As I wandered Kathmandu and Bhaktapur, I found myself unconsciously taking photos that deep down I knew were not my best work and would be discarded in the end. In the beginning, when I arrive in a new place I find myself taking lots of photos to break the ice and start my eye wandering. David Duchemin would call these sketch images I suppose. But the reality is they end up being easy compositions with no meaning. While they may be ok photos they have little or no depth or meaning and in the end they are rejected and deleted.

I have struggled for quite a while with defining a meaningful focus or my work. It is only over the last couple years that I have really been able to really identify the things that make photography meaningful to me.

I value and find meaning in creating images that capture an authentic window in to cultures and images that celebrate the beauty and value of people.

As I look back over the catalog of photos of the years when I felt like I was lacking direction I can see the beginnings of a pattern. The images that I have kept and that still resonate with me fit into one of those two categories, celebration of authentic culture and celebration of the value of each person.

For years I tried to photograph everything I saw that caught my eye and was frustrated when so much of my work lacked meaning and ended up in the trash can. While I wish that I could have figured out what I know now about what I value sooner, I realize that it probably wasn’t possible.

The reality is that finding this meaning in my work is a product of countless hours spent making photographs and learning to edit each days work down to what is meaningful to me. Each day, each week, each year adds clarity to my understanding of what I value.

While I still take a large number of “sketch images” destined to hit the editing room floor, I now find that they help me find my focus sooner when I am on assignment or exploring a new place on my own time.

When I was younger I spent a lot of time trying to make images similar to other photographers I admired. I felt that if I could make similar images then I would achieve the recognition I desired. What I was really doing was trying on styles of work to see if they fit. They were not mine, they were borrowed, second hand ideas that the world had already seen.

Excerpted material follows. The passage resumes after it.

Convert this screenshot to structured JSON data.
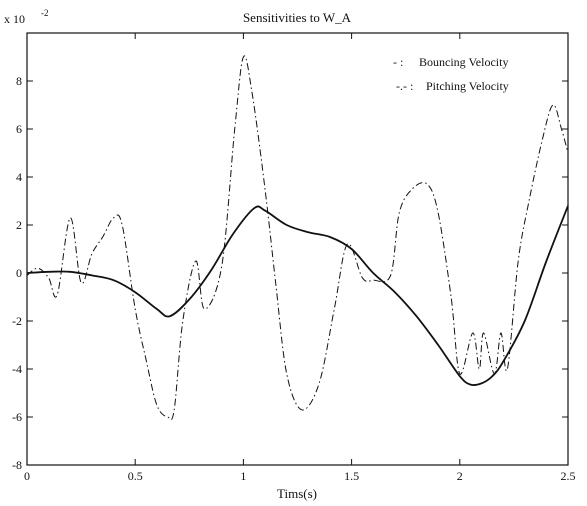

For years I created things that I thought mattered to the world around me before I tried to create things that mattered to me. Lately I have been realizing that in order for any of my work to have meaning to other people it first has to resonate deeply with me. I have to produce work that I find meaningful before others will find it meaningful.

For me that means I will keep making photographs as a way of unearthing more of what I find meaningful. Each memory card filled with images that will mostly get discarded helps me understand what I find meaningful a little more.

So if you are a photographer, writer, painter, really an artist of any kind my advice is this.

You cannot achieve meaningful work by chasing someone else’s interests.

If you want to create more meaningful work, you first have to know what is meaningful to you, and the only way to really understand what is meaningful to you is to create more work.